Entrei no amplo salão com certa cautela. Havia homens e mulheres que jamais vi na vida. Alguns me faziam mesuras. Eu devolvia os cumprimentos meio hesitante.

Já estava pensando em ir embora quando ouvi uma voz grave que sobressaiu do alarido dos convivas. Era o anfitrião que falava com os empregados e se preparava para fazer a primeira aparição da noite. E que aparição!  O cara parecia ter saído direto do filme Bem-Hur. Usava vestes romanas: uma túnica e por cima uma volumosa toga branca que lhe envolvia todo o corpo.

Era muito alto, tive que olhar para cima para responder a sua saudação e isso que eu tenho 1,90m.

O anfitrião era o primeiro rosto que achei familiar naquele ambiente. Mas de onde o conhecia?

De súbito veio a lembrança: dos livros de história. Adriano! Não pode ser… Mas ali estava para quem quisesse ver: um dos grandes imperadores romanos, que governou Roma entre 117 a 138, desfilava entre nós.
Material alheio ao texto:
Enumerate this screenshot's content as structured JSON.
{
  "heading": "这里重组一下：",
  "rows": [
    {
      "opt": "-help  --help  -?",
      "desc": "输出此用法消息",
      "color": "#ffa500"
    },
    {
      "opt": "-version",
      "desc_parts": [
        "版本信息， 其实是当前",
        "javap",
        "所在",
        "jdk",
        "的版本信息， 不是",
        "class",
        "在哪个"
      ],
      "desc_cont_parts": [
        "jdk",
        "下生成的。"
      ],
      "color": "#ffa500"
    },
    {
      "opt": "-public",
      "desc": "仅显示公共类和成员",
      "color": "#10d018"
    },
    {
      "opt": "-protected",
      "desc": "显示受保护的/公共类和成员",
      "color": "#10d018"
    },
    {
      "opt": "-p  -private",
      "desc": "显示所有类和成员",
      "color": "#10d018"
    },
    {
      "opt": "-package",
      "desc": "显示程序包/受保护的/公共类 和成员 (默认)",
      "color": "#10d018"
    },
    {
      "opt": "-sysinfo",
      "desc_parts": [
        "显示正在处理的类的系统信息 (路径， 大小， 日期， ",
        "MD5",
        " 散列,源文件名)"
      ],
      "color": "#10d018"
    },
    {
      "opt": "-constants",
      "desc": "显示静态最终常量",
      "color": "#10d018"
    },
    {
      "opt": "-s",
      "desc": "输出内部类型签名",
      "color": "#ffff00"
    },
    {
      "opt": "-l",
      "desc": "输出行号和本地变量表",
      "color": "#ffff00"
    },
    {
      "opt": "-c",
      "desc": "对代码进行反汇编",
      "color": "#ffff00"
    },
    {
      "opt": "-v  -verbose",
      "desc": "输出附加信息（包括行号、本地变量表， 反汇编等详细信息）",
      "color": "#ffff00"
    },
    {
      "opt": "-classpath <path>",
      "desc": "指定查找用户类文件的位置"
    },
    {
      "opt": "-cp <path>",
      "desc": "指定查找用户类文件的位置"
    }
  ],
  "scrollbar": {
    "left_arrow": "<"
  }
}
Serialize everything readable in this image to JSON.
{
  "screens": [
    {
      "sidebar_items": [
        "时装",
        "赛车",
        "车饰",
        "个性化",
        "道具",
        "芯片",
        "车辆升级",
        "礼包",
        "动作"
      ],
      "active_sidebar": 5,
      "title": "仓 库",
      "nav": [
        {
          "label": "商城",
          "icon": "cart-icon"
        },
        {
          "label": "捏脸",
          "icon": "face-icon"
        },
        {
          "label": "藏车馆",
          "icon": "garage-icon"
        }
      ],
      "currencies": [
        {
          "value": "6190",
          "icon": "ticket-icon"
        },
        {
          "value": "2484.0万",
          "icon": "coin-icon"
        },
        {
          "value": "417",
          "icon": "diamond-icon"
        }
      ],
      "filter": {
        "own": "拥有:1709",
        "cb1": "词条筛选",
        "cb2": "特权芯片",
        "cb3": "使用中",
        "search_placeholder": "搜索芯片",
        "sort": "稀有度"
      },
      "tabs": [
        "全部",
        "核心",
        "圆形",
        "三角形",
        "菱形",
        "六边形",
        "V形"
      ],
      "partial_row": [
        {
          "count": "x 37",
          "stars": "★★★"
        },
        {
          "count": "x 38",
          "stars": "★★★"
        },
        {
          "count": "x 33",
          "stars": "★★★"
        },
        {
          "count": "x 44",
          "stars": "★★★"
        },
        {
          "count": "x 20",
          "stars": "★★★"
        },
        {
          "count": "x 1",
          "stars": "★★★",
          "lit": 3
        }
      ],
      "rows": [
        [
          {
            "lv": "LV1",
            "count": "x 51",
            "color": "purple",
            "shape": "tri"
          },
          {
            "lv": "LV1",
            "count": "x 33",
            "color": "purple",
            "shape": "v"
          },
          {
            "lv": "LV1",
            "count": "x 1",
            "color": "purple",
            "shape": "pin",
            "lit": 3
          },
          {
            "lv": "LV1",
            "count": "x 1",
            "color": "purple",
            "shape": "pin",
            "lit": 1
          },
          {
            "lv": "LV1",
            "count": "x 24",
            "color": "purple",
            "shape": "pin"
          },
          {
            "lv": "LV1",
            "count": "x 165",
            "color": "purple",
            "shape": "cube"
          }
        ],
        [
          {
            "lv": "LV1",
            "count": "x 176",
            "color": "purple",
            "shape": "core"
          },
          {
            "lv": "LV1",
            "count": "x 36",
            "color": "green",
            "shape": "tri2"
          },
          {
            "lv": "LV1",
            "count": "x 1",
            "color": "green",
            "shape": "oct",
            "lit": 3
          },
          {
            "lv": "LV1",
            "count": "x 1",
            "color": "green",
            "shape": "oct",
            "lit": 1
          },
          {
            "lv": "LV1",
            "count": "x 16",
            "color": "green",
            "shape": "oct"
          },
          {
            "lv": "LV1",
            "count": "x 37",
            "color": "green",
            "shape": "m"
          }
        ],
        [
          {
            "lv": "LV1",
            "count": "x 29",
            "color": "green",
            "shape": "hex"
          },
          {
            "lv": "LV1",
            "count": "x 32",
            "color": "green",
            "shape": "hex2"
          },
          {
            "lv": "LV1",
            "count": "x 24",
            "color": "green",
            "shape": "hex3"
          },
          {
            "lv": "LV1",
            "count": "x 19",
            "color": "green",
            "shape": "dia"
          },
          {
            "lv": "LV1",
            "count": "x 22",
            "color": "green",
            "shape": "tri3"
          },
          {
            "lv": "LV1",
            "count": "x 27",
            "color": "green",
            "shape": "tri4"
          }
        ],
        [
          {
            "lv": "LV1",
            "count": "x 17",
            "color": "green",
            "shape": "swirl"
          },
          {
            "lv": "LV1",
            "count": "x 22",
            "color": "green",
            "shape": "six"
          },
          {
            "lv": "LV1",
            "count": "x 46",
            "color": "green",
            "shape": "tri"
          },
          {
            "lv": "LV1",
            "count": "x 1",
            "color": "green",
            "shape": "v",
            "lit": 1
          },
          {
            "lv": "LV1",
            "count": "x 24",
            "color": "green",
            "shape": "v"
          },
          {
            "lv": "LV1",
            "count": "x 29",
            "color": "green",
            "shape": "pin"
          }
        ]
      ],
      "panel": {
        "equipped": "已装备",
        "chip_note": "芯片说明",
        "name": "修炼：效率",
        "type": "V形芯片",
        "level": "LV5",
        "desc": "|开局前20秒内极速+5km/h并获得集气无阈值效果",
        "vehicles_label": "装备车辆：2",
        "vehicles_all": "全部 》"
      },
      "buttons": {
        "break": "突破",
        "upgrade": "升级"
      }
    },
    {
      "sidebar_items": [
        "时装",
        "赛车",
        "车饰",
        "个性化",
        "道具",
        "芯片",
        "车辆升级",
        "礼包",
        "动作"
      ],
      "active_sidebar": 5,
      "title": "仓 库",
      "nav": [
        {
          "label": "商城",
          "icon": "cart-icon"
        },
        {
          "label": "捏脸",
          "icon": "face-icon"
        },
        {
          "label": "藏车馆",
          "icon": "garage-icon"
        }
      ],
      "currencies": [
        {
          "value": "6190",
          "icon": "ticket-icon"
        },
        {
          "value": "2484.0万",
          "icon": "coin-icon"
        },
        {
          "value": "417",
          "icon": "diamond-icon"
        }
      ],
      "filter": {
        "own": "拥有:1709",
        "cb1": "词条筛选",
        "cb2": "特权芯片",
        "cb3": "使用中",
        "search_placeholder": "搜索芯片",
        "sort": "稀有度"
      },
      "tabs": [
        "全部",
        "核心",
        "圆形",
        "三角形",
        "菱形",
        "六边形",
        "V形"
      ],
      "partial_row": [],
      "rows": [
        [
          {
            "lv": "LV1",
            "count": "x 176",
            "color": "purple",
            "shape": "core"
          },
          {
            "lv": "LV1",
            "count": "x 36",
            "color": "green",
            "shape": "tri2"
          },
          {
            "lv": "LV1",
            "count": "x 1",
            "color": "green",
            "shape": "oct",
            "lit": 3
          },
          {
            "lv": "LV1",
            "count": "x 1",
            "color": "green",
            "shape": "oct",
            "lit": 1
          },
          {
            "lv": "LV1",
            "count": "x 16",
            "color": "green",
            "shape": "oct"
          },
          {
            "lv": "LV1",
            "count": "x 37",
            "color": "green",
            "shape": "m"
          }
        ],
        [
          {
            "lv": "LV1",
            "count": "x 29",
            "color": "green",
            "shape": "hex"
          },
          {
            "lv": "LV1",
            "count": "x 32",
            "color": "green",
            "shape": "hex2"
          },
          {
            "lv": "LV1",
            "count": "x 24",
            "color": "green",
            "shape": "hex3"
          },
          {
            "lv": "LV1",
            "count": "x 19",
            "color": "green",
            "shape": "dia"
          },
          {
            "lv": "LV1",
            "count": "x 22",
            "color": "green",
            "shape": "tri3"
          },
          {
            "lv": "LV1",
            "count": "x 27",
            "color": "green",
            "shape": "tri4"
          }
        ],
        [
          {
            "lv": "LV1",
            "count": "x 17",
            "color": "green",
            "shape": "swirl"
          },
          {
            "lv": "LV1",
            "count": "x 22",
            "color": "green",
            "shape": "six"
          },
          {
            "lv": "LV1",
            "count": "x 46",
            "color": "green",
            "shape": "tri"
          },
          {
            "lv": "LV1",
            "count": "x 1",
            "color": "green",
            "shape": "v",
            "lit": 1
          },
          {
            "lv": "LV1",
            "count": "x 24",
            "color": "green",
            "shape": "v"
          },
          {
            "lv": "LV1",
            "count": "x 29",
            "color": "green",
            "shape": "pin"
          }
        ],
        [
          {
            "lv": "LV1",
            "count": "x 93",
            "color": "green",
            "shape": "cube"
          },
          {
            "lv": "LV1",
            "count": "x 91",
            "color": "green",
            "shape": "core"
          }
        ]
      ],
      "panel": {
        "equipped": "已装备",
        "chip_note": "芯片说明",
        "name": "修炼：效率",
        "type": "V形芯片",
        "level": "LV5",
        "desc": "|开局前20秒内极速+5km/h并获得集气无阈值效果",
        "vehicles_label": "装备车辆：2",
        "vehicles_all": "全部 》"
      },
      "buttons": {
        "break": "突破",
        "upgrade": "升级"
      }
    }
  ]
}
A um sinal seu, os serviçais começaram a se movimentar para servir a ceia. Estranho que não havia o mais leve cheiro de comida no ar. Entraram quatro homens uniformizados, carregando um tacho de água fervente e depositaram no meio do salão.

Fez-se um silêncio obsequioso. O imperador sentou-se numa cadeira em frente ao panelão pelando de quente, desatou a sandália e mergulhou o pé direito no líquido borbulhante. Pensei comigo, este homem vai se desgraçar! E ninguém fazia nada para impedi-lo. Mas Adriano não gritou por socorro, também não chorou ou desmaiou. Como é que suportou aquela dor lancinante?

Ao cabo de alguns minutos o imperador ergueu a perna. O pé havia sumido, só ficou o toco da canela. Procurei alguma expressão de dor em seu rosto e só encontrei serenidade.

Os empregados retiraram o tacho imediatamente e alguns minutos depois retornaram com muitas travessas. Agora sim havia uma atmosfera com cheiro inebriante de boa comida. E o imperador Adriano? Já circulava de mesa em mesa e o mais estranho é que o pé que ficou dentro do tacho – e a esta altura estava sendo devorado no banquete -, não lhe fazia falta.

Se a comida estava boa não sei. Felizmente acordei antes de provar. Canibalismo nunca me fez a cabeça, apesar de aplaudir o sacrifício de Adriano que é considerado um dos cinco bons dirigentes do Império Romano.

Não sei o significado deste sonho, mas é um comparativo interessante com os tempos que estamos vivendo: um nobre romano corta da própria carne para alimentar seu povo, enquanto os nossos governantes querem criar impostos para financiar o rombo criado por eles. Viva Adriano!